Law enforcement and mental health partnership pays dividends

Two out of five calls to law enforcement in Tucson in some way involve a mental health crisis or substance abuse disorder — that’s more calls than about burglaries or stolen cars. In the not-too-distant past, nearly every one of those cases would have ended up with someone going to jail or in tragedy. But for nearly two decades now, the National Alliance on Mental Illness-Southern Arizona has worked with local law enforcement to ensure people faced with mental health or substance abuse problems get the compassion they need and to help keep nonviolent individuals out of jail.

It’s a partnership built on years of trust that started with the introduction of crisis intervention training to Tucson in early 2000 after a string of five cases of “suicide by cop” in a span of just 10 months. The 40-hour course first conceived and field tested in Memphis, Tennessee, gives local officers the tools to recognize signs of mental illness in individuals they encounter and to respond appropriately.

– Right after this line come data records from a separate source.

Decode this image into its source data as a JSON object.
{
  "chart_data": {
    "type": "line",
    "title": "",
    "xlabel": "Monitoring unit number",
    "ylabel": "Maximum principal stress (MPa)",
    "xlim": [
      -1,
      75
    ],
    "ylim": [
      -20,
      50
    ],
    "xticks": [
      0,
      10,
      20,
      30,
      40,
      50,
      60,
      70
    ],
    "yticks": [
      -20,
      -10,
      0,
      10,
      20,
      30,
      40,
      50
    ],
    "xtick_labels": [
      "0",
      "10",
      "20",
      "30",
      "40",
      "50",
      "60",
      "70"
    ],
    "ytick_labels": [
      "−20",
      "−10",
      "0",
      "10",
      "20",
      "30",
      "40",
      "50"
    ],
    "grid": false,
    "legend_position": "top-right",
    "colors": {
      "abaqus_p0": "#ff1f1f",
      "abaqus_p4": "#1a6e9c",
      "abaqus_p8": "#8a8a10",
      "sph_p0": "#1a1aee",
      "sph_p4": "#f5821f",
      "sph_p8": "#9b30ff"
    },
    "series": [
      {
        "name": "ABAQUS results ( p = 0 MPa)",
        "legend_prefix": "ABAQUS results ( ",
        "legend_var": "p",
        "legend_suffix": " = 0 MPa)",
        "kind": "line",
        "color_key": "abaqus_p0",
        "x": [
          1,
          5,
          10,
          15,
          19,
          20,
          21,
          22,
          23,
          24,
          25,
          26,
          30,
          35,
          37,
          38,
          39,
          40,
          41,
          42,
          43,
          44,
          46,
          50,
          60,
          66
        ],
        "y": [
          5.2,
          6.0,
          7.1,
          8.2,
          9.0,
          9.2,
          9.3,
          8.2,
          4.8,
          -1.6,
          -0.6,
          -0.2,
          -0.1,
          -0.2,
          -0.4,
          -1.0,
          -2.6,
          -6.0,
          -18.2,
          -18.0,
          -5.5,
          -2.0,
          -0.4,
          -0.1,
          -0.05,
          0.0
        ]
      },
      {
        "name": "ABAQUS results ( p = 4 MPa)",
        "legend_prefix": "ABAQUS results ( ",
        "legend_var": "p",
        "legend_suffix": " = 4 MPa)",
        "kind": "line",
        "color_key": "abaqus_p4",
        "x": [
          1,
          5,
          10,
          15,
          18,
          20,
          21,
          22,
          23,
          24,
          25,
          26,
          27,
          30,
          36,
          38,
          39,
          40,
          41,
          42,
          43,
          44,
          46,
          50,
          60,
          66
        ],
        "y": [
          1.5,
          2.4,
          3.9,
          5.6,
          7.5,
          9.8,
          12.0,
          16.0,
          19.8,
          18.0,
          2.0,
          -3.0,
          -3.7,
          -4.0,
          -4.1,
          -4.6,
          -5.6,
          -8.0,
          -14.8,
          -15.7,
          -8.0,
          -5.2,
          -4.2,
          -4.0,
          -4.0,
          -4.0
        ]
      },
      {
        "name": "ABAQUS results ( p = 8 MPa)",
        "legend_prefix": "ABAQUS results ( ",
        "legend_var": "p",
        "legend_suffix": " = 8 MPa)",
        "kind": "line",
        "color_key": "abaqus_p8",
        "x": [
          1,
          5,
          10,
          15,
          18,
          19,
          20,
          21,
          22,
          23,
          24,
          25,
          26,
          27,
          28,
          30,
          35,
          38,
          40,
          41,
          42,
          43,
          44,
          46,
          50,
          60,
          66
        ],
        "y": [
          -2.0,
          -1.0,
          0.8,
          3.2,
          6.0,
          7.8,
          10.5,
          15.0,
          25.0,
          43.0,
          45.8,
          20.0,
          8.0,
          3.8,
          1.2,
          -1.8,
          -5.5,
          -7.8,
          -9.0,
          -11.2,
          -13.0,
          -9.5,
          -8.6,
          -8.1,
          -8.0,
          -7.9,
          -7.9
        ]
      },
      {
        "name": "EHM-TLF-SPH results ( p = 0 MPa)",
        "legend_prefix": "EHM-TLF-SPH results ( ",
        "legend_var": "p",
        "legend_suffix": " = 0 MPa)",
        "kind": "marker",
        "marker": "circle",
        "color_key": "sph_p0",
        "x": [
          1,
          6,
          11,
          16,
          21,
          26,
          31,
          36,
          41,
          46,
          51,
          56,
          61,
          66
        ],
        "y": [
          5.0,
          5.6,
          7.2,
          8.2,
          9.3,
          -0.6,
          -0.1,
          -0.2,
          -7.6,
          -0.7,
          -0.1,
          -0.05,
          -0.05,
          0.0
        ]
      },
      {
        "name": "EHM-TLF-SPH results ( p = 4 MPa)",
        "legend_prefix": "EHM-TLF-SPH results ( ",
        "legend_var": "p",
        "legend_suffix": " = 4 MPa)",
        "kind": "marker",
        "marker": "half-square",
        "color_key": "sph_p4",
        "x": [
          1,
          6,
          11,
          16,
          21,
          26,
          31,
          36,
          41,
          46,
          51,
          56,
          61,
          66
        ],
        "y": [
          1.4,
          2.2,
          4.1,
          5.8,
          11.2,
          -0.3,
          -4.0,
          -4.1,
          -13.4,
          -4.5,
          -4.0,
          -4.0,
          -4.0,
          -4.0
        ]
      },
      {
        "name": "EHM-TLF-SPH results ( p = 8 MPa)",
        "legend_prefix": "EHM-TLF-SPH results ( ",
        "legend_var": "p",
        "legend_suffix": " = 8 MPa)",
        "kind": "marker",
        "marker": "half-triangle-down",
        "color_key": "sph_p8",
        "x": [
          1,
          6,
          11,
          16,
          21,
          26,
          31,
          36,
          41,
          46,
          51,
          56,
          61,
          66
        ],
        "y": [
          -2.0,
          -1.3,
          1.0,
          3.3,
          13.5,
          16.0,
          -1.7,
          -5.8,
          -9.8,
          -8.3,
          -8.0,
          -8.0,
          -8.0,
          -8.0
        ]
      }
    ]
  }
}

It has succeeded here in large part because NAMI provided, and continues to provide, the expertise and the foundation to help all officers — from cadets still in the academy to veterans with years in the field — understand how to assess and defuse emotionally fraught situations and recognize opportunities to find “upstream” alternatives to jail before incarceration becomes the only option.

Over the years this partnership has become truly reciprocal: NAMI instructors train officers how to interact with mentally ill individuals in crisis, and law enforcement instructors teach participants in NAMI’s “Family to Family” program how to best interact with officers and deputies in the field. NAMI’s “In Our Own Voice” presentation is consistently one of the highest-rated portions of the class.

This shared philosophy and longtime working relationship made the National Alliance on Mental Illness a natural fit alongside law enforcement on the Community Collaborative of Pima County Safety and Justice Challenge, which seeks to make the criminal-justice system more fair and more effective and to reduce over-incarceration by implementing innovative and common-sense strategies and programs.

Nevertheless, all of these efforts remain a work in progress, in need of refinement. One exciting development is the expansion of NAMI’s “Ending the Silence” program into local middle schools. The effort has proven effective in helping high schoolers recognize the warning signs of mental illness in themselves, their peers or loved ones and how to follow up with help.

We must continue to move forward with our efforts ensure our criminal justice system works for the entire community. To that end, we wholeheartedly support Pima County’s plans to re-apply for funding through the MacArthur Foundation to extend and expand programming under the aegis of the Safety and Justice Challenge and related programs. We believe that progressive approach will continue to inspire participation here and serve as a roadmap for other communities.

Jason Winsky is the sergeant of the Tucson Police Department’s Mental Health Support Team. H. Clarke Romans, Ph.D., is executive director of the National Alliance on Mental Illness Southern Arizona.